Russia's Oligarchs
Russia has not been as front and center in western news and political conversation since perhaps the Cold War. With their involvement in foreign elections, possible collusion with the Trump campaign, and the indictment of political operative Paul Manafort, Russia is grabbing headlines left and right. But the Russia we see now in the 21st century is far different from the Russia we saw back in the 50’s and 60’s. Oligarchs have risen to prominence in Russia. As attention turns towards Russia, many can not help but become intrigued by their ever powerful and wealthy elite. An oligarch is a member of an oligarchy; which Oxford Dictionaries define as “a small group of people having control of a country or organization”. How did such a concentrated group of individuals become so rich whilst the rest of the country remained relatively poor by western standards? It seems especially ironic that such a process would take place in the country that used to profess total equality through centrally planned economies and communism. It is the breakdown of that economic style, and transition from a planned economy to a market economy that funneled such great wealth to only a well-connected few. The story of how Russian oligarchs came to be is the story of privatization in Russia.
Beginning in the late 1980’s under President Gorbachev, the Soviet Union realized that if it wanted to catch up to the economic might of the US and Western Europe, it would have to implement more capitalist policies. Yet it was with the collapse of the Soviet Union that Russia privatized its assets, moving ownership from the government to the public sector. This process, referred to as Voucher Privatization or “loans for shares”, was how the government privatized its means of production and simultaneously gave birth to the Russian oligarchs we see today. Business Insider’s senior finance correspondent Linette Lopez describes the process as follows: “Russian banks lent the government money in exchange for temporary stakes in state-owned companies. If the government defaulted on its loan [which it did], the banks got to keep their stakes.”
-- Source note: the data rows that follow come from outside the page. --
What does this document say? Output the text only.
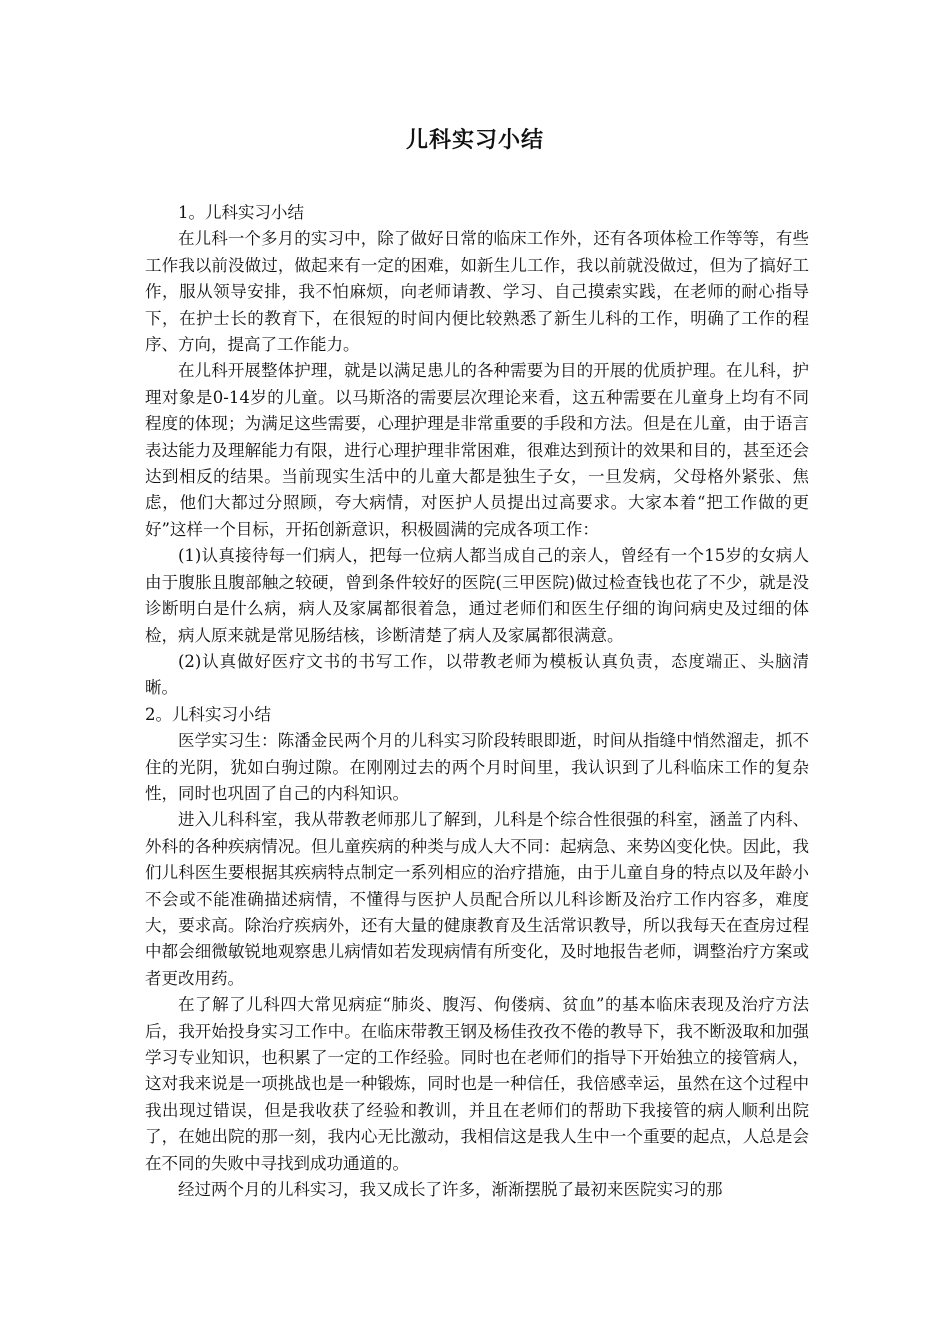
儿科实习小结

1。儿科实习小结

在儿科一个多月的实习中，除了做好日常的临床工作外，还有各项体检工作等等，有些工作我以前没做过，做起来有一定的困难，如新生儿工作，我以前就没做过，但为了搞好工作，服从领导安排，我不怕麻烦，向老师请教、学习、自己摸索实践，在老师的耐心指导下，在护士长的教育下，在很短的时间内便比较熟悉了新生儿科的工作，明确了工作的程序、方向，提高了工作能力。

在儿科开展整体护理，就是以满足患儿的各种需要为目的开展的优质护理。在儿科，护理对象是0-14岁的儿童。以马斯洛的需要层次理论来看，这五种需要在儿童身上均有不同程度的体现；为满足这些需要，心理护理是非常重要的手段和方法。但是在儿童，由于语言表达能力及理解能力有限，进行心理护理非常困难，很难达到预计的效果和目的，甚至还会达到相反的结果。当前现实生活中的儿童大都是独生子女，一旦发病，父母格外紧张、焦虑，他们大都过分照顾，夸大病情，对医护人员提出过高要求。大家本着“把工作做的更好”这样一个目标，开拓创新意识，积极圆满的完成各项工作：

(1)认真接待每一们病人，把每一位病人都当成自己的亲人，曾经有一个15岁的女病人由于腹胀且腹部触之较硬，曾到条件较好的医院(三甲医院)做过检查钱也花了不少，就是没诊断明白是什么病，病人及家属都很着急，通过老师们和医生仔细的询问病史及过细的体检，病人原来就是常见肠结核，诊断清楚了病人及家属都很满意。

(2)认真做好医疗文书的书写工作，以带教老师为模板认真负责，态度端正、头脑清晰。

2。儿科实习小结

医学实习生：陈潘金民两个月的儿科实习阶段转眼即逝，时间从指缝中悄然溜走，抓不住的光阴，犹如白驹过隙。在刚刚过去的两个月时间里，我认识到了儿科临床工作的复杂性，同时也巩固了自己的内科知识。

进入儿科科室，我从带教老师那儿了解到，儿科是个综合性很强的科室，涵盖了内科、外科的各种疾病情况。但儿童疾病的种类与成人大不同：起病急、来势凶变化快。因此，我们儿科医生要根据其疾病特点制定一系列相应的治疗措施，由于儿童自身的特点以及年龄小不会或不能准确描述病情，不懂得与医护人员配合所以儿科诊断及治疗工作内容多，难度大，要求高。除治疗疾病外，还有大量的健康教育及生活常识教导，所以我每天在查房过程中都会细微敏锐地观察患儿病情如若发现病情有所变化，及时地报告老师，调整治疗方案或者更改用药。

在了解了儿科四大常见病症“肺炎、腹泻、佝偻病、贫血”的基本临床表现及治疗方法后，我开始投身实习工作中。在临床带教王钢及杨佳孜孜不倦的教导下，我不断汲取和加强学习专业知识，也积累了一定的工作经验。同时也在老师们的指导下开始独立的接管病人，这对我来说是一项挑战也是一种锻炼，同时也是一种信任，我倍感幸运，虽然在这个过程中我出现过错误，但是我收获了经验和教训，并且在老师们的帮助下我接管的病人顺利出院了，在她出院的那一刻，我内心无比激动，我相信这是我人生中一个重要的起点，人总是会在不同的失败中寻找到成功通道的。

经过两个月的儿科实习，我又成长了许多，渐渐摆脱了最初来医院实习的那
Two important components of this process led to the formation of an extremely wealthy few. Firstly, no foreign investors were allowed to acquire these shares. Secondly, the Russian government picked certain banks to facilitate the auctions of these state-owned companies, often giving those banks the advantage of winning ownership of the most valuable assets for very good deals. As the executives of these Russian banks gained more and more of these companies, they used their power to coerce less wealthy people to sell their shares upwards to them. Thus, the mountains of wealth formed and the valleys below dried out. Pre-established Russian businessmen rode the wave of capitalism through Russia and Eastern Europe, today finding themselves among the wealthiest people in the world.
Moscow is home to almost 70 billionaires. The only cities to top this many billionaires world-wide are Hong Kong and New York. Russian citizens are paying the price for having so many oligarchs. This extremely wealthy top 1% owns over two-thirds of the country’s total wealth. The bottom 10%, composed of 20 million people, lives below the national poverty line (200 USD per month). In response to the verdict on election meddling, the US Treasury Department released a list of “senior political figures and oligarchs in the Russian Federation”. Of the 114 people on the list, 96 of them were oligarchs. The richest of them all is a man named Aleksey Mordashov. With investments in Russia’s largest tourism, mining, and engineering companies, among other things, Forbes values his net worth at approximately 19.6 billion USD. With a GDP per capita of 8,748 USD, that means Mordashov has accumulated wealth worth 2,240,420 times more than what the average Russian citizen spends in a year.
Such stark inequality has fueled an all-too-familiar communist and anti-elitist populism in Russia. The rise to power of Vladimir Putin has pushed back against the political might of the oligarchs, but has not necessarily attempted to reallocate their wealth. Shortly after Putin rose to power in the early 2000s, he had the billionaire oligarch Mikhail Khodorkovsky arrested and thrown in jail. This was “widely interpreted as a declaration of war against the so-called oligarchs” (Foreign Affairs). So the war between Putin and the politically inclined oligarchs began. The deal that Putin would leave the oligarchs’ business dealings alone if they remained out of the political realm did not last long. Oligarchs with media empires, such as Vladimir Gusinsky, used their influence over the nation’s news outlets to attack Putin. But Putin was determined to not be overpowered, thus yielding the government’s authority, Putin furtively threatened his challengers. He issued “charges of underpayment, tax evasion, bribery, [and] murder” against them, warning the result would be either exile or jail-time. The current state of affairs between Putin’s government and Russian oligarchs remains mutually hostile, as Putin and his government continue to believe that these oligarchs obtained their wealth through the flawed process of “loans for shares” back in the 1990’s.
The future of Russian oligarchs may seem dim, but nothing is for sure. All that is for certain is the fact that they continue to rank among the wealthiest and most captivating individuals in modern history.